Brussels-based insurer Ageas announced it has signed an agreement to acquire 40 percent of the share capital of the Indian non-life insurance company Royal Sundaram General Insurance Co. Ltd. (RSGI) for a total consideration of €186 million (US$209.4 million).

RSGI is a top 10 privately owned player in the Indian general insurance market, focusing in motor and health insurance. The company benefits from extended distribution capabilities with a nationwide network of more than 5,600 agents, 700 branches and relationships with banks and other distribution partners off- and online, said Ageas in a statement.

The acquisition fits Ageas’s strategy to expand its activities in fast growing markets in which it already operates, focusing on non-life insurance in particular.

The transaction is subject to the approval of regulators and is expected to close in the first half of 2019. After completion, Ageas will hold 40 percent of RSGI’s share capital, Sundaram Finance Ltd. will hold 50 percent and various other shareholders will have the remaining 10 percent.

In 2018 RSGI generated €321 million ($361.4 million) inflows and €10 million ($11.3 million) net profit and realized between 2015 and 2018, an average annual growth rate of 19 percent and 55 percent in inflows and net profit, respectively.

“Partnering with Sundaram Finance, a well-established company with a vast knowledge of the Indian insurance market, offers us a great opportunity to benefit from the potential of what is one of the world’s largest economies with an insurance industry that is expected to grow significantly in the coming years,” commented Bart De Smet, CEO of Ageas.

“Being already present in the Indian life insurance market, we now will be able, through this new joint venture, to also fully grasp opportunities in the non-life market. We are confident that Ageas’s insurance expertise combined with Sundaram Finance’s market knowledge and position will take RSGI to a next level in terms of size and profitability,” he added.

“Over the past 18 years, Royal Sundaram has built a sterling reputation in the market for its customer service excellence, notably in claims management,” said T T Srinivasaraghavan, managing director of Sundaram Finance.

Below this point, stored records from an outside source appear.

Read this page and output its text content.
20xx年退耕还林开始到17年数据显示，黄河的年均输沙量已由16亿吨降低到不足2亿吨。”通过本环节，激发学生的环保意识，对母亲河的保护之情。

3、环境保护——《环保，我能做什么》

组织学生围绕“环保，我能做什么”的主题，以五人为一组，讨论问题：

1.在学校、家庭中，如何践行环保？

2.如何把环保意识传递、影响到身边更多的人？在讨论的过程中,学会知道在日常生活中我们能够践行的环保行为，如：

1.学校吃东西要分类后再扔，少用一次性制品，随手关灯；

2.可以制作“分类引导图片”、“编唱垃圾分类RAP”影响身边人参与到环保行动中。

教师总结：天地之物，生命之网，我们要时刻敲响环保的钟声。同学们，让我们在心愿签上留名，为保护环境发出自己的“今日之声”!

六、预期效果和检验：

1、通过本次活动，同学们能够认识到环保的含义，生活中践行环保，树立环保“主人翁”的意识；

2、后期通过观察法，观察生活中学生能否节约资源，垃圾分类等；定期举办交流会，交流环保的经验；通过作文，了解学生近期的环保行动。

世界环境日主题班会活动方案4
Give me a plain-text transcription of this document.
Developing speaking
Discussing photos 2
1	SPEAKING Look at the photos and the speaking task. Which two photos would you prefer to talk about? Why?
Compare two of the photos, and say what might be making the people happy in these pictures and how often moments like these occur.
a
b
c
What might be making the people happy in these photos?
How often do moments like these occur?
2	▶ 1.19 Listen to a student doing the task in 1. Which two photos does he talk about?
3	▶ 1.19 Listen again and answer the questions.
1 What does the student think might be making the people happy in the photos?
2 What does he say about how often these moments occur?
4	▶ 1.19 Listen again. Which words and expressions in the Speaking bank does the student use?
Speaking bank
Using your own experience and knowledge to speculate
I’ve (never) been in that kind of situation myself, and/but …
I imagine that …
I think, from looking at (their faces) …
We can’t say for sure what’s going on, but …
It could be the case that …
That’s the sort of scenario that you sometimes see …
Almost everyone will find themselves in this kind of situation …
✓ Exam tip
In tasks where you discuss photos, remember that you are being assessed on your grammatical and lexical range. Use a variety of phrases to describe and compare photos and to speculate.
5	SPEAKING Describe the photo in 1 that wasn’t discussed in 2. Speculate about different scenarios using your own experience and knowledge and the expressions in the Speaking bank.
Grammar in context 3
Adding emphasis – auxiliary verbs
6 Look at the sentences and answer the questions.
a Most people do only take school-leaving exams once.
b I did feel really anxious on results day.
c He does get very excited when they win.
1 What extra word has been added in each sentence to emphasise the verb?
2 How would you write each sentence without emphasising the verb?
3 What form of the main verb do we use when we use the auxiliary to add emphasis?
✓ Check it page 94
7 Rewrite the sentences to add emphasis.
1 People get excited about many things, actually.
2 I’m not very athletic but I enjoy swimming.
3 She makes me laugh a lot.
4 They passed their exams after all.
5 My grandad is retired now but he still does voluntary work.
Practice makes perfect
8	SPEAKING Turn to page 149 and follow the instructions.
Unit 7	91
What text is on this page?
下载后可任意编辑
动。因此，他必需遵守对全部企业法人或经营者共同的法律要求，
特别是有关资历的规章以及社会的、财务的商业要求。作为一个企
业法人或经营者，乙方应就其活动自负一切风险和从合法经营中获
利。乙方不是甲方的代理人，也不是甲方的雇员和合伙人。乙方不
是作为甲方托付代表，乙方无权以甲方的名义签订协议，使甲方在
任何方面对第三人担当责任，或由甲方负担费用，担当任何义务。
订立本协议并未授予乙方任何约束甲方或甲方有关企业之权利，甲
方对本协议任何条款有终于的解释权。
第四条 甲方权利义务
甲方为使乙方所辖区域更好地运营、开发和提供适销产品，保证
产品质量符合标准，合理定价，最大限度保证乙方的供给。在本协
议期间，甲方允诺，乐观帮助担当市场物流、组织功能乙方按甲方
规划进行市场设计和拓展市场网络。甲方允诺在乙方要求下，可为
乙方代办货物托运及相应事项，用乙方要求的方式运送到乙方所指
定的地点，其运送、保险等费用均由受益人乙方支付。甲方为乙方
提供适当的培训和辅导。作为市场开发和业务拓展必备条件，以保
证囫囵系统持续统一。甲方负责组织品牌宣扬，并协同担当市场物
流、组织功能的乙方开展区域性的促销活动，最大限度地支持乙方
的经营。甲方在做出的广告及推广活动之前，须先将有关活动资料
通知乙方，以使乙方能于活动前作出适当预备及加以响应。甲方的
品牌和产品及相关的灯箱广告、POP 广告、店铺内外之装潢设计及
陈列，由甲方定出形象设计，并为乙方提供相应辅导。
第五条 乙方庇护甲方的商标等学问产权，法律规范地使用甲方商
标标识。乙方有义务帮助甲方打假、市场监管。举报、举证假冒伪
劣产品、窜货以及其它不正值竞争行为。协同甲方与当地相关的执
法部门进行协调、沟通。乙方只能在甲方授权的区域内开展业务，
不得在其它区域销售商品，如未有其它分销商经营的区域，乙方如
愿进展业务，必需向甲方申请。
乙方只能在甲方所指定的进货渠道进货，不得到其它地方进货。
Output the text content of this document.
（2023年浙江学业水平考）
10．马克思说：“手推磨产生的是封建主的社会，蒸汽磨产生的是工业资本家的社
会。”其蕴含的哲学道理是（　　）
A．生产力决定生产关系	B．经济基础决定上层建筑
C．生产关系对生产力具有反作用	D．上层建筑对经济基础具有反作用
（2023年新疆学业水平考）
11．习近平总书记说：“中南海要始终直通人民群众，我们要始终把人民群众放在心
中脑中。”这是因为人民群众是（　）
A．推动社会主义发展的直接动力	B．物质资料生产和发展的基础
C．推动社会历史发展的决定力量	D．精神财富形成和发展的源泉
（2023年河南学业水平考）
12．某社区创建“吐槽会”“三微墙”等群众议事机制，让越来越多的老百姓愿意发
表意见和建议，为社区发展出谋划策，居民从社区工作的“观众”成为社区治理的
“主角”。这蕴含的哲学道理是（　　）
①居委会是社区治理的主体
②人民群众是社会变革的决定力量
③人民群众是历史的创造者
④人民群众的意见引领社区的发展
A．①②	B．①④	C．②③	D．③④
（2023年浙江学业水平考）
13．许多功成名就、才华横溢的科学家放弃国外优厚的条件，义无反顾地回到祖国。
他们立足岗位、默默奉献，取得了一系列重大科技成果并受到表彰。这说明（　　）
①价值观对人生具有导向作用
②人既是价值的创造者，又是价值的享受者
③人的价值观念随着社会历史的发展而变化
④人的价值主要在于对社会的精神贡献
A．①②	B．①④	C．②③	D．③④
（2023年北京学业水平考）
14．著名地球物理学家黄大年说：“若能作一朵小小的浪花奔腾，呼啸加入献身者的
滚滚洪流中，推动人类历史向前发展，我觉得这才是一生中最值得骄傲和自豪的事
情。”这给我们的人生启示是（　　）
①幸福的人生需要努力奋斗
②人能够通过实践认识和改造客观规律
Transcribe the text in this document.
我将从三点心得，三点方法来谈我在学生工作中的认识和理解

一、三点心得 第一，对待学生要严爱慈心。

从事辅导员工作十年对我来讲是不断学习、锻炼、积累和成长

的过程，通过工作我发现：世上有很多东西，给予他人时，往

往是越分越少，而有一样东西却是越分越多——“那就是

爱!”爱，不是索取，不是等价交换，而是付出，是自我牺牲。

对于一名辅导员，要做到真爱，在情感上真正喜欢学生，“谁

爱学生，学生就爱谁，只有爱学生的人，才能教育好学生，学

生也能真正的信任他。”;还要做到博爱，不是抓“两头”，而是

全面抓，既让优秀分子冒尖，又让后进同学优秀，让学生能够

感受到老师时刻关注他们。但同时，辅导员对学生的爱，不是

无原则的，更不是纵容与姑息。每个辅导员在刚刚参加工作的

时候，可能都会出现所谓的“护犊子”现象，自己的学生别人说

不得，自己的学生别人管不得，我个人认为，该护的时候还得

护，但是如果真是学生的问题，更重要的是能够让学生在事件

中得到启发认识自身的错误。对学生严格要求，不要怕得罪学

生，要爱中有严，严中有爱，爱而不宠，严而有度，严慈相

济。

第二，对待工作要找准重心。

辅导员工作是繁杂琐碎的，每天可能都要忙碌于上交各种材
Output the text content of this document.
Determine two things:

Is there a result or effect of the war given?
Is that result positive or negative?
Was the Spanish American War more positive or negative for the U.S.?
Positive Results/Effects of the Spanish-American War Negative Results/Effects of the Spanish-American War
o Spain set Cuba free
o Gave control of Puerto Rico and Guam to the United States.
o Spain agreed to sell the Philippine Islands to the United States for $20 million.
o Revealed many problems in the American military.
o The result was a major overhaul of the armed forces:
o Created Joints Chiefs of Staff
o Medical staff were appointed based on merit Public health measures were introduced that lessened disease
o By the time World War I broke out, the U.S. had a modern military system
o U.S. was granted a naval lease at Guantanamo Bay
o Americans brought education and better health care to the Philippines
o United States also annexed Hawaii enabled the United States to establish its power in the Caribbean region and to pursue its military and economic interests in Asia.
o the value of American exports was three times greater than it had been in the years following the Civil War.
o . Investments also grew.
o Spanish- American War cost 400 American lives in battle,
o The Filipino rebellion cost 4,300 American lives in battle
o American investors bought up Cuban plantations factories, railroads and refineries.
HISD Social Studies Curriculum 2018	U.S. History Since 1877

“The company has demonstrated strong growth in its chosen segments and is witnessing a rapid growth in its profitability,” he added. “For the next phase of growth, we are delighted to be partnering with Ageas, whose global experience, including several Asian countries, will be an asset.”

About Ageas

Concentrating its activities in Europe and Asia, Ageas operates insurance businesses in Belgium, the UK, Luxembourg, France, Portugal, Turkey, China, Malaysia, India, Thailand, Vietnam, Laos, Cambodia, Singapore, and the Philippines through a combination of wholly owned subsidiaries and long-term partnerships with financial institutions and key distributors.